This post is written as part of AOL Money & Finance's Best & Worst 2006. Vote for Crocs as the up and comer of 2006 or check out the other nominees in the category.
Beauty is in the eye of the beholder. You may not have thought a brightly colored plastic-looking clog thing would be something you'd clamor to buy -- but then that was before everybody on the planet had a pair.
There's probably not a kid under five who can't be seen trotting along in a brightly colored pair of these comfy shoes ... trailed closely by a mom or dad shod in their own.
Crocs, Inc. (NASDAQ: CROX) went from $1 million in revenue in 2003 to a projected $322 million this year. Its February IPO gave the footwear maker a market cap of $1 billion.
But it took more than a parenting trend to put Crocs on the big boy map. What started out as a lark by three middle-aged business guys turned almost overnight into another American success story thanks to a savvy business strategy. A little celebrity favor didn't hurt, either.

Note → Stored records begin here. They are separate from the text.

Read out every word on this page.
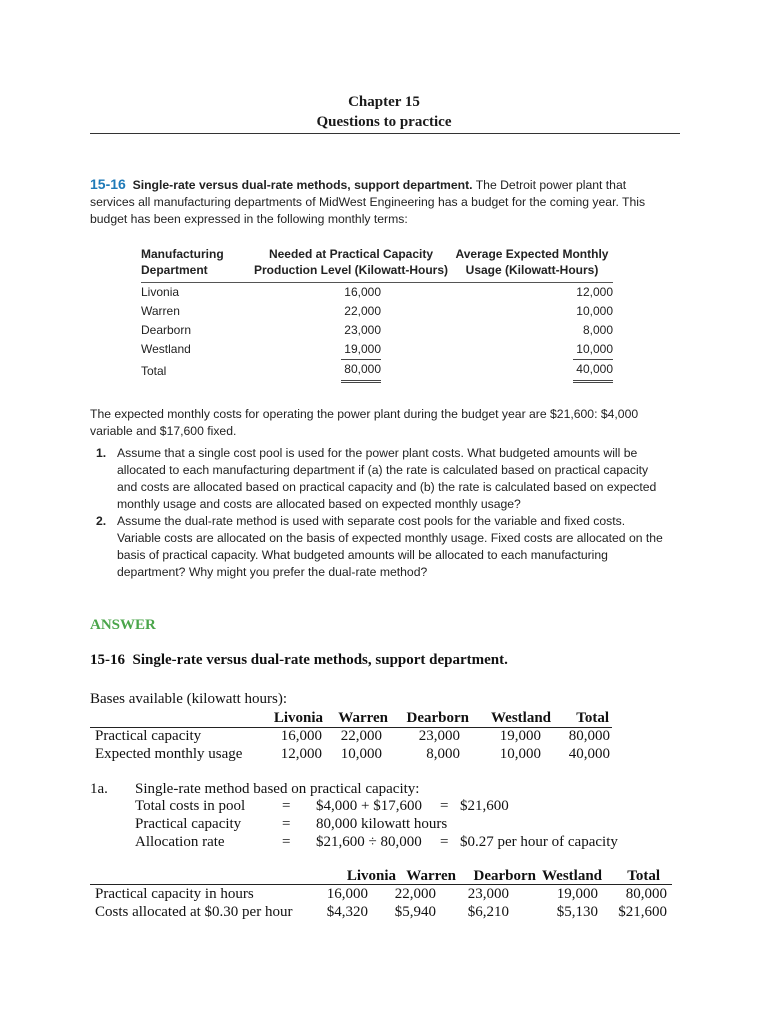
Chapter 15
Questions to practice
15-16 Single-rate versus dual-rate methods, support department. The Detroit power plant that services all manufacturing departments of MidWest Engineering has a budget for the coming year. This budget has been expressed in the following monthly terms:
Manufacturing Department	Needed at Practical Capacity Production Level (Kilowatt-Hours)	Average Expected Monthly Usage (Kilowatt-Hours)
Livonia	16,000	12,000
Warren	22,000	10,000
Dearborn	23,000	8,000
Westland	19,000	10,000
Total	80,000	40,000
The expected monthly costs for operating the power plant during the budget year are $21,600: $4,000 variable and $17,600 fixed.
1. Assume that a single cost pool is used for the power plant costs. What budgeted amounts will be allocated to each manufacturing department if (a) the rate is calculated based on practical capacity and costs are allocated based on practical capacity and (b) the rate is calculated based on expected monthly usage and costs are allocated based on expected monthly usage?
2. Assume the dual-rate method is used with separate cost pools for the variable and fixed costs. Variable costs are allocated on the basis of expected monthly usage. Fixed costs are allocated on the basis of practical capacity. What budgeted amounts will be allocated to each manufacturing department? Why might you prefer the dual-rate method?
ANSWER
15-16  Single-rate versus dual-rate methods, support department.
Bases available (kilowatt hours):
Livonia Warren Dearborn Westland Total
Practical capacity	16,000 22,000 23,000	19,000 80,000
Expected monthly usage	12,000 10,000	8,000	10,000 40,000
1a. Single-rate method based on practical capacity:
Total costs in pool = $4,000 + $17,600 = $21,600
Practical capacity	= 80,000 kilowatt hours
Allocation rate	= $21,600 ÷ 80,000 = $0.27 per hour of capacity
Livonia Warren Dearborn Westland Total
Practical capacity in hours	16,000 22,000 23,000	19,000 80,000
Costs allocated at $0.30 per hour $4,320 $5,940 $6,210	$5,130 $21,600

In 2003 the company was doing $1 million in business -- not bad considering sales were largely driven through word of mouth. Then the founders hired an old college chum -- retired Flextronics executive Ron Snyder -- to help them grow to the next level. In 2004 Snyder bought the Canadian business that manufactured Crocs and owned the rights to the resin that gave the shoes their particular comfort and odor resistance -- called Croslite. Now the company owned the means of production ... and suddenly it was a whole different ball game.